Of all the risks that occurred to Álvarez when she decided to send her daughter alone after her asylum application was rejected, digital risks were her least concern, let alone government oversight.

But earlier this year, the Mexican Senate passed a law requiring mobile users to register their biometrics in a government database in order to obtain a SIM card. The law will reportedly fight organized crime and reduce racketeering and kidnapping, although a similar project conducted between 2008 and 2011 only saw an increase in racketeering.
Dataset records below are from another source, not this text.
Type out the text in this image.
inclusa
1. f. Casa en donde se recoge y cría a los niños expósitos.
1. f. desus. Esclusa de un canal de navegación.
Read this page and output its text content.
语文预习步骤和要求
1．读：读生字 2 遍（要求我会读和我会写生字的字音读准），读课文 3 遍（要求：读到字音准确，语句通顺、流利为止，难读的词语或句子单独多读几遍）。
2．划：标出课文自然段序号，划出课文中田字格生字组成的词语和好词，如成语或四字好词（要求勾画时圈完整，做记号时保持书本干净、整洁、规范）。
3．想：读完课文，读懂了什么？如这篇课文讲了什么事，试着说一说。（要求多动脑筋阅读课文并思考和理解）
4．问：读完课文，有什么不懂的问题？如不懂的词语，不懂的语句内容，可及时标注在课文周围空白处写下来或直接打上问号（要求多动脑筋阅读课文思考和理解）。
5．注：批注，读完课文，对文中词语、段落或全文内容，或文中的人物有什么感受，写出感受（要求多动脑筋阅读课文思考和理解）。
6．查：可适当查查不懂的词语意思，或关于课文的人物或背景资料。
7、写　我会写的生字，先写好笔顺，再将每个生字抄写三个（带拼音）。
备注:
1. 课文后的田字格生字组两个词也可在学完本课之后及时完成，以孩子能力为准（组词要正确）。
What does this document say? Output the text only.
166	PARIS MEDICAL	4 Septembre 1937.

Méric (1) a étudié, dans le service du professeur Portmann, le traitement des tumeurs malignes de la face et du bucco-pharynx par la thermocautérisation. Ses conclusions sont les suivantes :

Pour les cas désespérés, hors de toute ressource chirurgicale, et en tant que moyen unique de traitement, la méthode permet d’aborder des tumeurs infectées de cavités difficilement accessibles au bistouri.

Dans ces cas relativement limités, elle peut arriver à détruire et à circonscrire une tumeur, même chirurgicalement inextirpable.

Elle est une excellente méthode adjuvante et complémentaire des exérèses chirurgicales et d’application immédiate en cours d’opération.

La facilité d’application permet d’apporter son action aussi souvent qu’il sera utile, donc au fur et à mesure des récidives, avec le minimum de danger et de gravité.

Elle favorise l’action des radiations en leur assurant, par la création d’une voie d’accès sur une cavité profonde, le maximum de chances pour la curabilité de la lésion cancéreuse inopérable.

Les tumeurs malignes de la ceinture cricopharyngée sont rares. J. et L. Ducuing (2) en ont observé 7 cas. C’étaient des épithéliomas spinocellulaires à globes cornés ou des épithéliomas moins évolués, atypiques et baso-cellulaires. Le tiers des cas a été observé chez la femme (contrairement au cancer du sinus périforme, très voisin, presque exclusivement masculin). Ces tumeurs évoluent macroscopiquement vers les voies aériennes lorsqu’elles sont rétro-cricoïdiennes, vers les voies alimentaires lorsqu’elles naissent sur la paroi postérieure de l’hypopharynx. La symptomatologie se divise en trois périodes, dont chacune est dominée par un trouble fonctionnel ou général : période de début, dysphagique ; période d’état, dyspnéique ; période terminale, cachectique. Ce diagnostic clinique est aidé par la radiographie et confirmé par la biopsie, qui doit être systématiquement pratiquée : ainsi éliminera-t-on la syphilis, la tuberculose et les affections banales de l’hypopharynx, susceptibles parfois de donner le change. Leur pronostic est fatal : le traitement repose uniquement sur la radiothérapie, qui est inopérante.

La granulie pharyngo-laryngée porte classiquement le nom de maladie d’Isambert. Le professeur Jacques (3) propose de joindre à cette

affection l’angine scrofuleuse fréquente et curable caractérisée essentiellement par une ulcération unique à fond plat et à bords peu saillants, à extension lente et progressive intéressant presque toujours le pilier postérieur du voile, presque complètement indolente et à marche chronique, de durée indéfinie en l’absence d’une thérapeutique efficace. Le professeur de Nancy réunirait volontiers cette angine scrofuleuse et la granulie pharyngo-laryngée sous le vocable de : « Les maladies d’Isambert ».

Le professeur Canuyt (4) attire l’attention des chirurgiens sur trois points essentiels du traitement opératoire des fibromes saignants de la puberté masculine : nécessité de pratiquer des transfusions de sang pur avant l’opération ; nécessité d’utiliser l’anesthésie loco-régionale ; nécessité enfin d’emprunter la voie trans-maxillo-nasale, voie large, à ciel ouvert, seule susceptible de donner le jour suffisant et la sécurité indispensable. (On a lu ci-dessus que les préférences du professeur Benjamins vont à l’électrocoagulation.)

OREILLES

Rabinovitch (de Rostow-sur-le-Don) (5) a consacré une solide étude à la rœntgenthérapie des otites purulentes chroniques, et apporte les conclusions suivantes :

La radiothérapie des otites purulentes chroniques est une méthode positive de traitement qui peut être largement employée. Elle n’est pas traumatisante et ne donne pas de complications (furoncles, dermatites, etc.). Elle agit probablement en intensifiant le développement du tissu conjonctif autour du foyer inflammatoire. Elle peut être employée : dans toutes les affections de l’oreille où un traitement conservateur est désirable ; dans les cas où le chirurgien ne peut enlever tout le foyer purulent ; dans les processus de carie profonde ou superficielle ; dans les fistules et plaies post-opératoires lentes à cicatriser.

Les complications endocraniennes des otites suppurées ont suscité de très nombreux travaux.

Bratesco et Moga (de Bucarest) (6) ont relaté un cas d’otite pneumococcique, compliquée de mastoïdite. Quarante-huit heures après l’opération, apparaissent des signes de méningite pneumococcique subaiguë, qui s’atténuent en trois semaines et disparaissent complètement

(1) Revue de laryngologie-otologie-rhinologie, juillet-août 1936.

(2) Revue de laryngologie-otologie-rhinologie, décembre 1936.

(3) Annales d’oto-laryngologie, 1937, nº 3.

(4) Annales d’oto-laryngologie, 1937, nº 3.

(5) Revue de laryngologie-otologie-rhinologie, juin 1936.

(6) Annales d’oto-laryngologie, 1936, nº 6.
Digital rights groups challenging the law confirm that users’ sensitive personal information is at risk. Although the law is currently indefinitely suspended by the Supreme Court, Cortés explains that its implementation would lead to greater violations of the rights of migrants, who are already being prosecuted by the Mexican National Institute of Migration and other government actors.

“The registration of the card is not the only problem. The other problem is the provision of biometric data. Authoritarian countries can use this as a way to control and undermine people’s privacy,” Cortés added.

The first time Álvarez and her daughter tried to cross Ciudad Miguel Alemán, across the border from Roma, Texas, they were held for a week in the heeleras, the infamous cold detention cells of the Customs and Border Protection. They were deported through Nuevo Laredo – a border town that has seen a wave of influx drug cartel-related violence — more than 150 kilometers from their original point of entry. It was her cell phone that allowed Álvarez to locate herself on a map and seek help.

As the US government deploys new technologies to monitor and track migrants, they do not deter asylum-seeking women. Even though they have to wait longer in Monterrey until they find it safe to cross, returning home is no longer an option.

“We are crossing the border. That’s why I work here [in Monterrey] to save money,” Mary says, as two of her children run around the table. “If we don’t make it, we’ll stay here, because I can’t go back to my country.”

*Some names in this story have been changed to protect resources from possible retaliation.